Stufe 2 - Befundauswertung und Informationen

  • Befundauswertung
  • Praxisbezogene Hygieneempfehlungen
  • Empfehlungen zur Therapie, Metaphylaxe und Prophylaxe
  • Info/Weiterbildung Tierärzte

 

Stufe 3 - Ansprechpartner Pferdehalter usw.

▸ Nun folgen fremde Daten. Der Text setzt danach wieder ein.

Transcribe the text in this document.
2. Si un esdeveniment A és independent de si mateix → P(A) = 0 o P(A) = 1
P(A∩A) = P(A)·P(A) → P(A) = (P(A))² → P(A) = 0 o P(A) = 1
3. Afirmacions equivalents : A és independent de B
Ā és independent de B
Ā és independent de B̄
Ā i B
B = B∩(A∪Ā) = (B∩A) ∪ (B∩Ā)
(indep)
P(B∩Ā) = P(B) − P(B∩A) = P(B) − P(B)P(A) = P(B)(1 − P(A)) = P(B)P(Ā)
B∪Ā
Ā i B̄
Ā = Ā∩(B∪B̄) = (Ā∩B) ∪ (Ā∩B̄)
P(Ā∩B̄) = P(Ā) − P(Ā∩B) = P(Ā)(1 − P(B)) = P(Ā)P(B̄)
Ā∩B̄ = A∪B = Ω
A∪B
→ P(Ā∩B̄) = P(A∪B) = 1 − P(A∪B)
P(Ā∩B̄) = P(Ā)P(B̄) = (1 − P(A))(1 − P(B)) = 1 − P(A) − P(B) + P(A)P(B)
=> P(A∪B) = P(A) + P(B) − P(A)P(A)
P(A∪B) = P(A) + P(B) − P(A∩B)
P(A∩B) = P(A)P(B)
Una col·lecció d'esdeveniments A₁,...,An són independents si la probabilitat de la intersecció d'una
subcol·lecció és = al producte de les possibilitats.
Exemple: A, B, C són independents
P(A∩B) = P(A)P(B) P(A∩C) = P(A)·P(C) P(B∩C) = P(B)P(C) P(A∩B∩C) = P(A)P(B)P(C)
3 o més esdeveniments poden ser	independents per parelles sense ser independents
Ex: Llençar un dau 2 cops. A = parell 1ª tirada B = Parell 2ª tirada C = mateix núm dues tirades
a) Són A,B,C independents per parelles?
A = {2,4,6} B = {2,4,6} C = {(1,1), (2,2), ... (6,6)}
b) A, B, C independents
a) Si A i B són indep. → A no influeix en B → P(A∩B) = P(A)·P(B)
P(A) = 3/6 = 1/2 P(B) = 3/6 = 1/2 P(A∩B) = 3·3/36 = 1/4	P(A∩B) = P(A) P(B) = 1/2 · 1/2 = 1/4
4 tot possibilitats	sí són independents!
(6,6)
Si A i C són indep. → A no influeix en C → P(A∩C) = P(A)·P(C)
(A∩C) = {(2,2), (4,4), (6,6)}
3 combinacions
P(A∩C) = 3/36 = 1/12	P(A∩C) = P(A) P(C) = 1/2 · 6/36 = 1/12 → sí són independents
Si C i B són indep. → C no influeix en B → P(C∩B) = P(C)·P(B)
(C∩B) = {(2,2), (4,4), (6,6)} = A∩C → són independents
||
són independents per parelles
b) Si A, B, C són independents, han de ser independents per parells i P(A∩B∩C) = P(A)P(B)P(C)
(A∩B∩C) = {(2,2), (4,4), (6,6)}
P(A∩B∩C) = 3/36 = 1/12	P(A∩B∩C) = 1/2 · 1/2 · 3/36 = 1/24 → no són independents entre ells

  • Info und Schulung Pferdehalter
  • Angebot des Nachweises einer fachbezogenen Sachkunde
  • Infos über die Homepage der Verbände, u. a. auf das Gesamtprojekt bezogen; Leitfaden für die Zucht und Aufzucht von Pferden, hier: Bestandsbezogener Infektionsschutz; u.a. mit Hygieneempfehlungen und Infos zur Beprobung, Impfung, Entwurmung usw.
  • Argumentationen und Ziele für das Projekt
  • Der verbesserten, schnelleren Erkennung und gezielteren Behandlung von Infektionserkrankungen der Atemwege, des zentralen Nervensystems sowie von Aborten und Diarrhoen.
  • Der schnelleren und präzisen Erreger-Bestimmung bei auftretenden Infektionen durch Einführung einer methodisch abgesicherten, laborgestützten und finanziell geförderten Diagnostik.
  • Dem Vorhalten und der Weitergabe von Therapie-Konzepten.
  • Dem Vorhalten und der Weitergabe von Notfall- und Prophylaxe-Plänen.
  • Der Vorbeugung gegen neue bzw. zukünftige Infektionserkrankungen.
  • Der Datensammlung zum Zweck der Kontrolle der Verbreitung von Infektionserkrankungen und als Grundlage wissenschaftlicher Auswertungen.
  • Nötigenfalls der sachgerechten Information der Öffentlichkeit über einen ggfs. vorhandenen Infektionszug (unter absoluter Wahrung des einzelbetrieblichen Datenschutzes).
  • Der Vermeidung von Nutzungseinschränkungen und Tierverlusten (=Werterhaltung).
  • Der Aufrechterhaltung des Pferdeverkehrs (Zucht, Sport, Vermarktung In- und Ausland)
  • Der Vermeidung „unnötiger“ finanzieller Verluste für Pferdehalter, Züchter, Pferdesportler, Turnierveranstalter und Verbände.
  • Teil der Forderungen nach Wohlbefinden und Pferdegesundheit.